Clear Channel even built a unique interface for the Times to make sure that the displays could easily be changed according to the whims of the editorial and marketing departments at the newspaper.

"It's brand new for them, and it's brand new for us," said John O'Laughlin, president of targeted media at Times Media Group.

Well, almost. There was a soft launch around the time of the recent Academy Awards telecast, wherein the paper fed Oscar-related news to the billboards.

O'Laughlin said the results, while difficult to quantify, were encouraging enough with the soft launch to delve deeper. So after the 10-week stint that begins March 5, the paper will launch another campaign around the time of the Summer Olympics and another one in the weeks leading up to the presidential election.

"This kind of cool technology represents the multimedia nature of our brands," he said.

Although novel for a newspaper, it won't be the first time digital billboards are used to keep the public abreast of current events. In Chicago, for example, authorities are using them in their search for Stacy Peterson, the missing wife of a former police officer whose case has become a staple at cable news outlets. They've also been using digital billboards in their hunt for the killer of five women at a Lane Bryant store in Tinley Park, Ill.

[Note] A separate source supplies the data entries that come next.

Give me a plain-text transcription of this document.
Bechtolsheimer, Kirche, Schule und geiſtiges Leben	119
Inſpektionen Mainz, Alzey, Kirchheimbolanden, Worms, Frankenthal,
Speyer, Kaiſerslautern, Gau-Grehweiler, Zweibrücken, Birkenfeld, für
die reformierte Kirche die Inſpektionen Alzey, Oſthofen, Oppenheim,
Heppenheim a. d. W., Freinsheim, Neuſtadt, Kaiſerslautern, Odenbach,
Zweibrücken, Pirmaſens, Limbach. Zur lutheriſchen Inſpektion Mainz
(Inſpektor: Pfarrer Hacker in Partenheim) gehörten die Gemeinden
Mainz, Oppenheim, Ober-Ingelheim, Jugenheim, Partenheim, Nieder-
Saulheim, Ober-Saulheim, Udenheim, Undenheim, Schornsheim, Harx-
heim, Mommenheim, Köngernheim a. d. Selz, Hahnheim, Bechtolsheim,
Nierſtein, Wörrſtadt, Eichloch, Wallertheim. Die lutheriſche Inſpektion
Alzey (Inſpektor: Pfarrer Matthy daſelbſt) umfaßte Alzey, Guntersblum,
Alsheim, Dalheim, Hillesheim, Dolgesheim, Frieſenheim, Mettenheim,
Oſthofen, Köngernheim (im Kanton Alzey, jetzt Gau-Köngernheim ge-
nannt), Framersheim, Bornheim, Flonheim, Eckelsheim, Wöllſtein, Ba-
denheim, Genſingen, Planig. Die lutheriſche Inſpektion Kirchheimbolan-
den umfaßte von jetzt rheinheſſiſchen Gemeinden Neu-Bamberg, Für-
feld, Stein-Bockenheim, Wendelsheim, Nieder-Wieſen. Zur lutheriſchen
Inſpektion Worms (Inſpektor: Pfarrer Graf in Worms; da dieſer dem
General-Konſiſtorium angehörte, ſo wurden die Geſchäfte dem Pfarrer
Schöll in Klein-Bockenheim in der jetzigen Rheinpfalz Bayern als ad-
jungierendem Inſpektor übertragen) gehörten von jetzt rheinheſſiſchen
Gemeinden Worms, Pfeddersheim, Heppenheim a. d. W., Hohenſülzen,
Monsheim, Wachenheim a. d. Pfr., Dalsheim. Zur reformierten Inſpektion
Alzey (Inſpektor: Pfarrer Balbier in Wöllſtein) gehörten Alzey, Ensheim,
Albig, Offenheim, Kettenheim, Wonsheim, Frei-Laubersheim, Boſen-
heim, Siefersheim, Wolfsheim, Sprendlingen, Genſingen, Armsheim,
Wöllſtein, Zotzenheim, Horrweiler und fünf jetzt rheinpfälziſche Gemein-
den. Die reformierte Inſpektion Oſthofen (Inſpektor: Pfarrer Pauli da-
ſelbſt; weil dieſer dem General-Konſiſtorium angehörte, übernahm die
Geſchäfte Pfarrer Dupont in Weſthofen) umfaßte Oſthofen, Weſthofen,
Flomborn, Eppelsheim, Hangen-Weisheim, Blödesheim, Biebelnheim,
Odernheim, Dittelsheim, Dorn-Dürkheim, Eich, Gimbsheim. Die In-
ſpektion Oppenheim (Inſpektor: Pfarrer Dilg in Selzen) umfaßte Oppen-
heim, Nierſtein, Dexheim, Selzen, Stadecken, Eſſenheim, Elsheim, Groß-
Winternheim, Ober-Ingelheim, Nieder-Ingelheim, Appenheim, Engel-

The billboard industry, dominated by such large players as CCO, CBS Outdoor and Lamar Advertising, was nearly stagnant just six years ago but has surged courtesy of digital technology. PricewaterhouseCoopers figures that the industry took in $3.14 billion in the U.S. in 2002 and will grow at an 8.9 percent clip annually to $6.8 billion in 2011.

Messages that can be changed frequently are the big attraction of digital billboards, perfect for time-sensitive ads like the opening of a movie.

Plus, said PWC: "The newest billboards can provide up to a billion shades of color, creating opportunities for spectacular displays that incorporate animation, moving images and elaborate lighting effects."

Blade Runner director Ridley Scott should be proud.